One of those tricks is the elimination of special-function units like the integer multiplier and dividerthese chores are handled by the corresponding FP units, instead. Also, as one would expect, Silverthorne has very fine-grained dynamic clock gating. Portions of the chip are deactivated dynamically in response to the data size and functional demands of specific threads. The power overhead required for 64-bit code is reduced when running 32-bit code; the integer register file and execution stack contain power optimizations for this purpose.
Silverthorne also includes the same C states, or sleep states, as Penryn, as summarized in the diagram above. Like Penryn, it can flush all or part of its caches in the various intermediate states. As for the C6 “Deep power down” state, the Silverthorne guys readily admitted “we stole it from Penryn” and “embellished it.” “It was a collaboration.” This is the sleep state in which virtually the entire chip is shut down and the machine state is stored in an onboard SRAM.
The C6 state is so efficient because Silverthorne has split power planes. Of the chip’s 203 IOs, only 21 need to be awake in the C6 state. By putting these on separate power plane, the other 182 can be turned off, resulting in a large reduction in leakage power.
Interestingly, Silverthorne doesn’t warm its caches upon coming back from C6, but instead warms them on demand.
To give you some idea of the effectiveness of the various C states, Intel quoted some numbers from its own internal testing, with the C0 state as its base number.

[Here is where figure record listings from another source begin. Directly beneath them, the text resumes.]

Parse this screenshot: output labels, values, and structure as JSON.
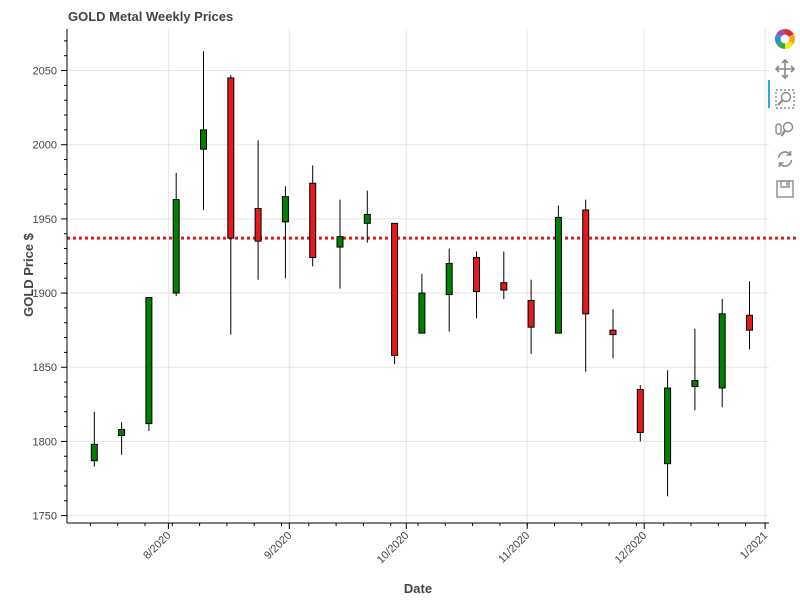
{
  "chart_data": {
    "type": "candlestick",
    "title": "GOLD Metal Weekly Prices",
    "xlabel": "Date",
    "ylabel": "GOLD Price $",
    "ylim": [
      1745,
      2078
    ],
    "xlim": [
      "2020-07-06",
      "2021-01-02"
    ],
    "x_ticks": [
      {
        "date": "2020-08-01",
        "label": "8/2020"
      },
      {
        "date": "2020-09-01",
        "label": "9/2020"
      },
      {
        "date": "2020-10-01",
        "label": "10/2020"
      },
      {
        "date": "2020-11-01",
        "label": "11/2020"
      },
      {
        "date": "2020-12-01",
        "label": "12/2020"
      },
      {
        "date": "2021-01-01",
        "label": "1/2021"
      }
    ],
    "y_ticks": [
      1750,
      1800,
      1850,
      1900,
      1950,
      2000,
      2050
    ],
    "reference_line": {
      "value": 1937,
      "color": "#e31a1c",
      "style": "dotted"
    },
    "colors": {
      "up": "#008000",
      "down": "#e31a1c",
      "wick": "#000000"
    },
    "grid": true,
    "candles": [
      {
        "date": "2020-07-13",
        "open": 1787,
        "close": 1798,
        "high": 1820,
        "low": 1783
      },
      {
        "date": "2020-07-20",
        "open": 1804,
        "close": 1808,
        "high": 1813,
        "low": 1791
      },
      {
        "date": "2020-07-27",
        "open": 1812,
        "close": 1897,
        "high": 1897,
        "low": 1807
      },
      {
        "date": "2020-08-03",
        "open": 1900,
        "close": 1963,
        "high": 1981,
        "low": 1898
      },
      {
        "date": "2020-08-10",
        "open": 1997,
        "close": 2010,
        "high": 2063,
        "low": 1956
      },
      {
        "date": "2020-08-17",
        "open": 2045,
        "close": 1937,
        "high": 2047,
        "low": 1872
      },
      {
        "date": "2020-08-24",
        "open": 1957,
        "close": 1935,
        "high": 2003,
        "low": 1909
      },
      {
        "date": "2020-08-31",
        "open": 1948,
        "close": 1965,
        "high": 1972,
        "low": 1910
      },
      {
        "date": "2020-09-07",
        "open": 1974,
        "close": 1924,
        "high": 1986,
        "low": 1918
      },
      {
        "date": "2020-09-14",
        "open": 1931,
        "close": 1938,
        "high": 1963,
        "low": 1903
      },
      {
        "date": "2020-09-21",
        "open": 1947,
        "close": 1953,
        "high": 1969,
        "low": 1934
      },
      {
        "date": "2020-09-28",
        "open": 1947,
        "close": 1858,
        "high": 1947,
        "low": 1852
      },
      {
        "date": "2020-10-05",
        "open": 1873,
        "close": 1900,
        "high": 1913,
        "low": 1873
      },
      {
        "date": "2020-10-12",
        "open": 1899,
        "close": 1920,
        "high": 1930,
        "low": 1874
      },
      {
        "date": "2020-10-19",
        "open": 1924,
        "close": 1901,
        "high": 1928,
        "low": 1883
      },
      {
        "date": "2020-10-26",
        "open": 1907,
        "close": 1902,
        "high": 1928,
        "low": 1896
      },
      {
        "date": "2020-11-02",
        "open": 1895,
        "close": 1877,
        "high": 1909,
        "low": 1859
      },
      {
        "date": "2020-11-09",
        "open": 1873,
        "close": 1951,
        "high": 1959,
        "low": 1873
      },
      {
        "date": "2020-11-16",
        "open": 1956,
        "close": 1886,
        "high": 1963,
        "low": 1847
      },
      {
        "date": "2020-11-23",
        "open": 1875,
        "close": 1872,
        "high": 1889,
        "low": 1856
      },
      {
        "date": "2020-11-30",
        "open": 1835,
        "close": 1806,
        "high": 1838,
        "low": 1800
      },
      {
        "date": "2020-12-07",
        "open": 1785,
        "close": 1836,
        "high": 1848,
        "low": 1763
      },
      {
        "date": "2020-12-14",
        "open": 1837,
        "close": 1841,
        "high": 1876,
        "low": 1821
      },
      {
        "date": "2020-12-21",
        "open": 1836,
        "close": 1886,
        "high": 1896,
        "low": 1823
      },
      {
        "date": "2020-12-28",
        "open": 1885,
        "close": 1875,
        "high": 1908,
        "low": 1862
      }
    ]
  },
  "toolbar": {
    "tools": [
      {
        "name": "bokeh-logo-icon"
      },
      {
        "name": "pan-tool-icon"
      },
      {
        "name": "box-zoom-tool-icon"
      },
      {
        "name": "wheel-zoom-tool-icon"
      },
      {
        "name": "reset-tool-icon"
      },
      {
        "name": "save-tool-icon"
      }
    ]
  }
}
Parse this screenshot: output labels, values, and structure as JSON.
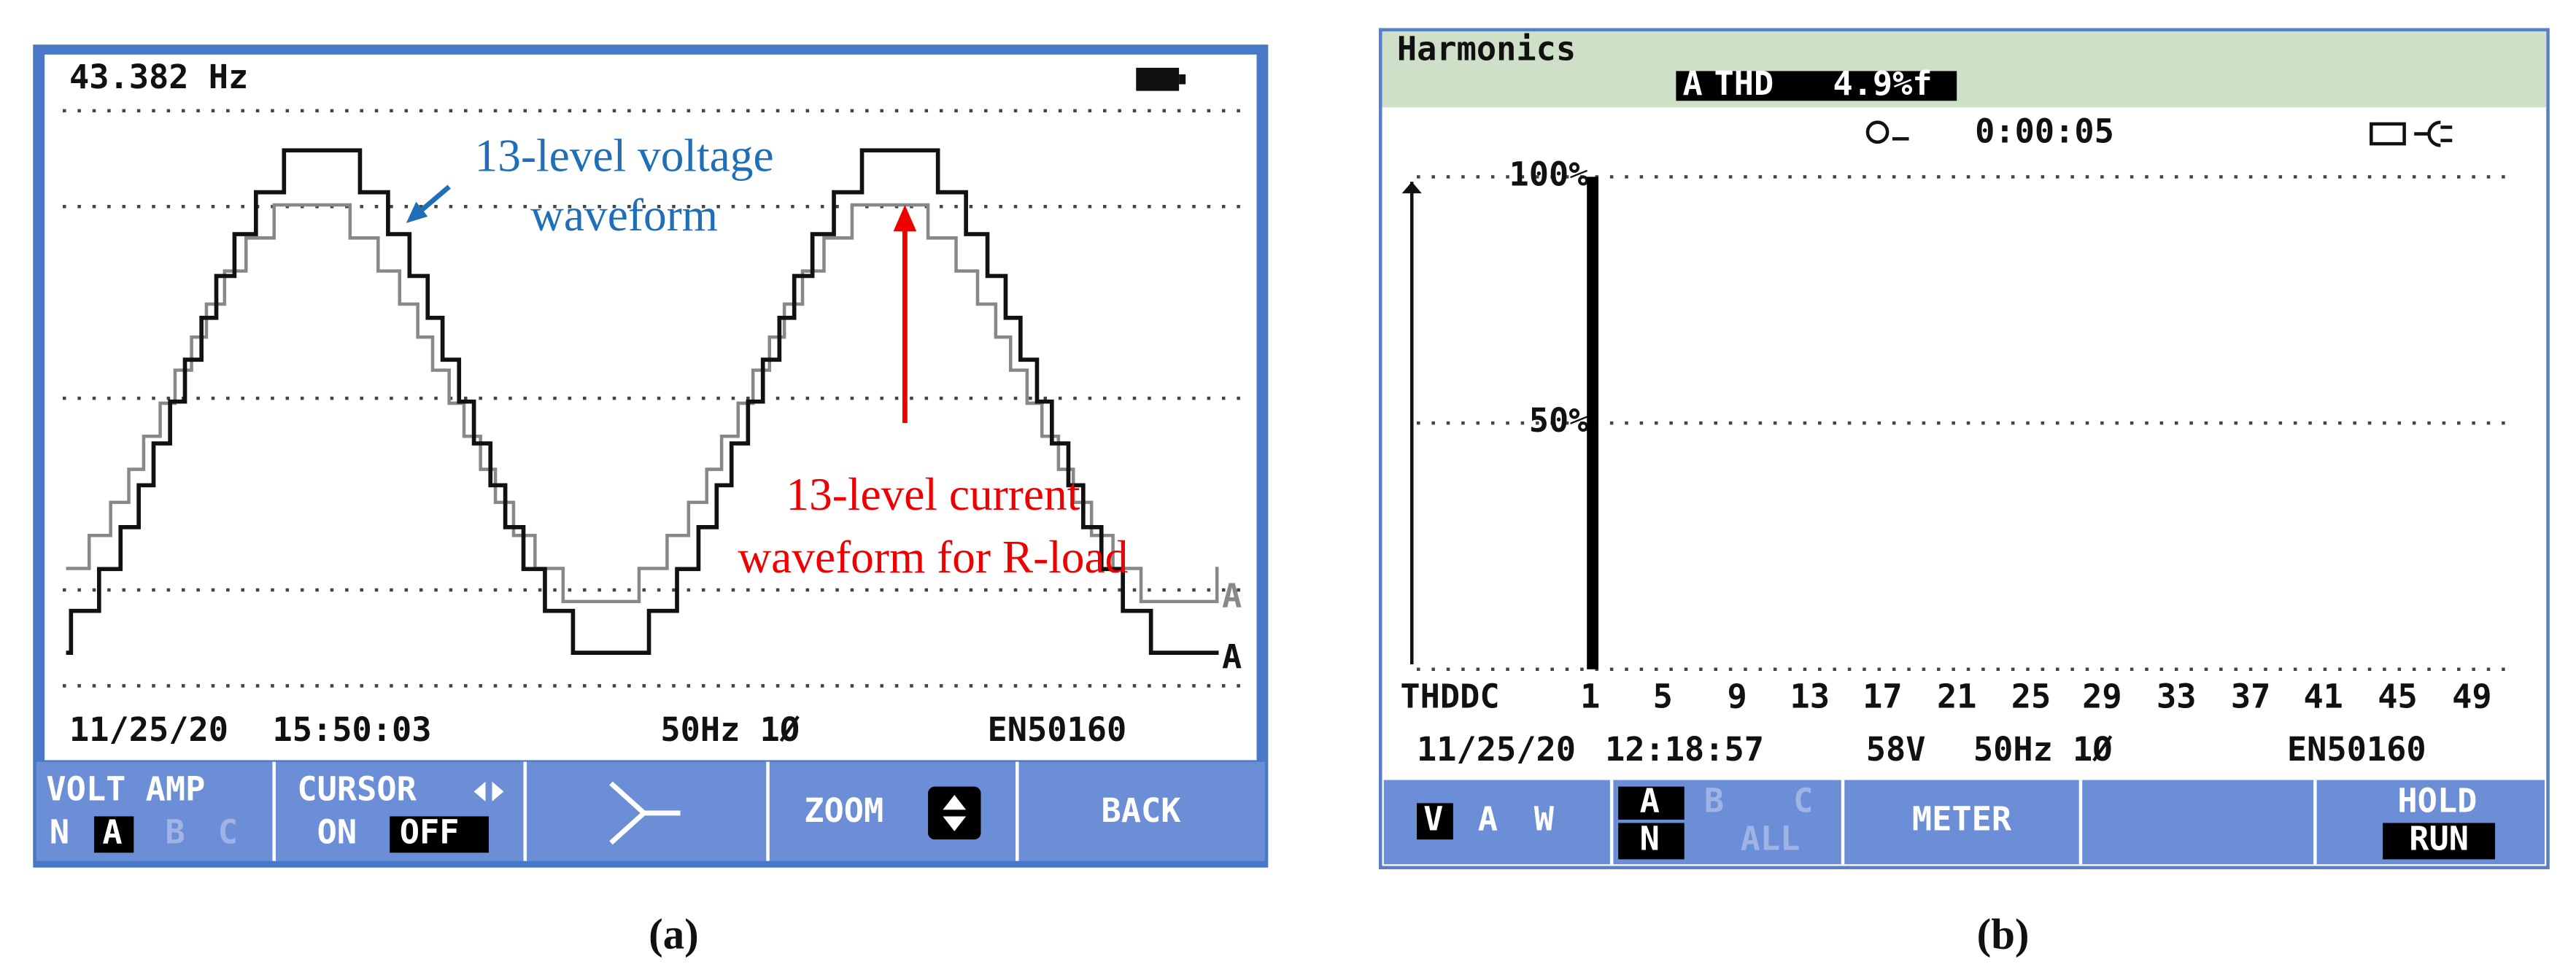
{
  "panel_a": {
    "frequency": "43.382 Hz",
    "annotations": {
      "voltage": [
        "13-level voltage",
        "waveform"
      ],
      "current": [
        "13-level current",
        "waveform for R-load"
      ]
    },
    "trace_labels": [
      "A",
      "A"
    ],
    "status": {
      "date": "11/25/20",
      "time": "15:50:03",
      "frequency": "50Hz 1Ø",
      "standard": "EN50160"
    },
    "menu": {
      "volt_amp": {
        "top": "VOLT AMP",
        "bottom": [
          "N",
          "A",
          "B",
          "C"
        ]
      },
      "cursor": {
        "top": "CURSOR",
        "bottom": [
          "ON",
          "OFF"
        ]
      },
      "zoom": "ZOOM",
      "back": "BACK"
    }
  },
  "panel_b": {
    "title": "Harmonics",
    "thd": {
      "phase": "A",
      "label": "THD",
      "value": "4.9%f"
    },
    "timer": "0:00:05",
    "spectrum": {
      "ylim": [
        0,
        100
      ],
      "yticks": [
        {
          "value": 100,
          "label": "100%"
        },
        {
          "value": 50,
          "label": "50%"
        }
      ],
      "categories": [
        "THDDC",
        "1",
        "5",
        "9",
        "13",
        "17",
        "21",
        "25",
        "29",
        "33",
        "37",
        "41",
        "45",
        "49"
      ],
      "fundamental": 100
    },
    "status": {
      "date": "11/25/20",
      "time": "12:18:57",
      "voltage": "58V",
      "frequency": "50Hz 1Ø",
      "standard": "EN50160"
    },
    "menu": {
      "vaw": [
        "V",
        "A",
        "W"
      ],
      "phase": {
        "top": [
          "A",
          "B",
          "C"
        ],
        "bottom": [
          "N",
          "ALL"
        ]
      },
      "meter": "METER",
      "hold": "HOLD",
      "run": "RUN"
    }
  },
  "captions": [
    "(a)",
    "(b)"
  ]
}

In C1, Silverthorne’s power consumption was 40% of the base. C4 was 12% of base, and C6 was just 1.6% of base. The firm estimates that a mobile Internet device might spend 80-90% of its time in C6, which is how Silverthorne achieves an average power consumption of around 220mW.
Another optional power-saving measure in Silverthorne’s arsenal is the ability to run its front-side bus in CMOS mode rather than using the usual GTL signaling. Obviously, the SCH must support this mode, as well. Intel claims this measure can save between 200 and 500 mW of platform power.
If you care at all about the sort of low-cost and low-power computing devices that Silverthorne targets, it’s hard to not be excited about seeing Intel enter this market. The incumbent devices in these markets are too slow, too hot and power-hungry, too expensive, too proprietary, or some combination of those things. It doesn’t have to be that way, and Silverthorne’s interesting new design points the way to a better day, when mobile computing becomes ubiquitous and offers a truly satisfying user experience. Intel’s considerable resources in chip design, technology, and manufacturing should help make that day arrive sooner rather than later.
Yet I can’t help but think that day isn’t here yet. Despite a hint of cautious optimism about some of the Silverthorne-based MIDs we might see soon, I’m more or less convinced the Menlow platform is a little too large, too power-hungry, and too PC-centric to really deliver on Silverthorne’s potential. This is no great penetrating insight. The UMPC concept has flown like a rock, and even Intel admits the biggest opportunities here are in smart phones. Once Silverthorne-derived Moorestown system-on-a-chip arrives, then we’ll see the really sweet devices based on this processor technology come out of the woodwork.
Of course, I’d love to be proven wrong by a flood of desirable Menlow-based devices post-haste, like a variant of the upcoming Eee PC with an 8.9″ display, an Atom processor, and Wi-Max for $399. (Note to Asus: you know how to reach me.) We’ll be watching to see how the Menlow-based devices shape up. Meanwhile, Silverthorne’s biggest opportunity in the near term may be in lower-cost systems based on the Diamondville platform. Intel could sell a boatload of these things in the developing world, and that wouldn’t be a bad first step.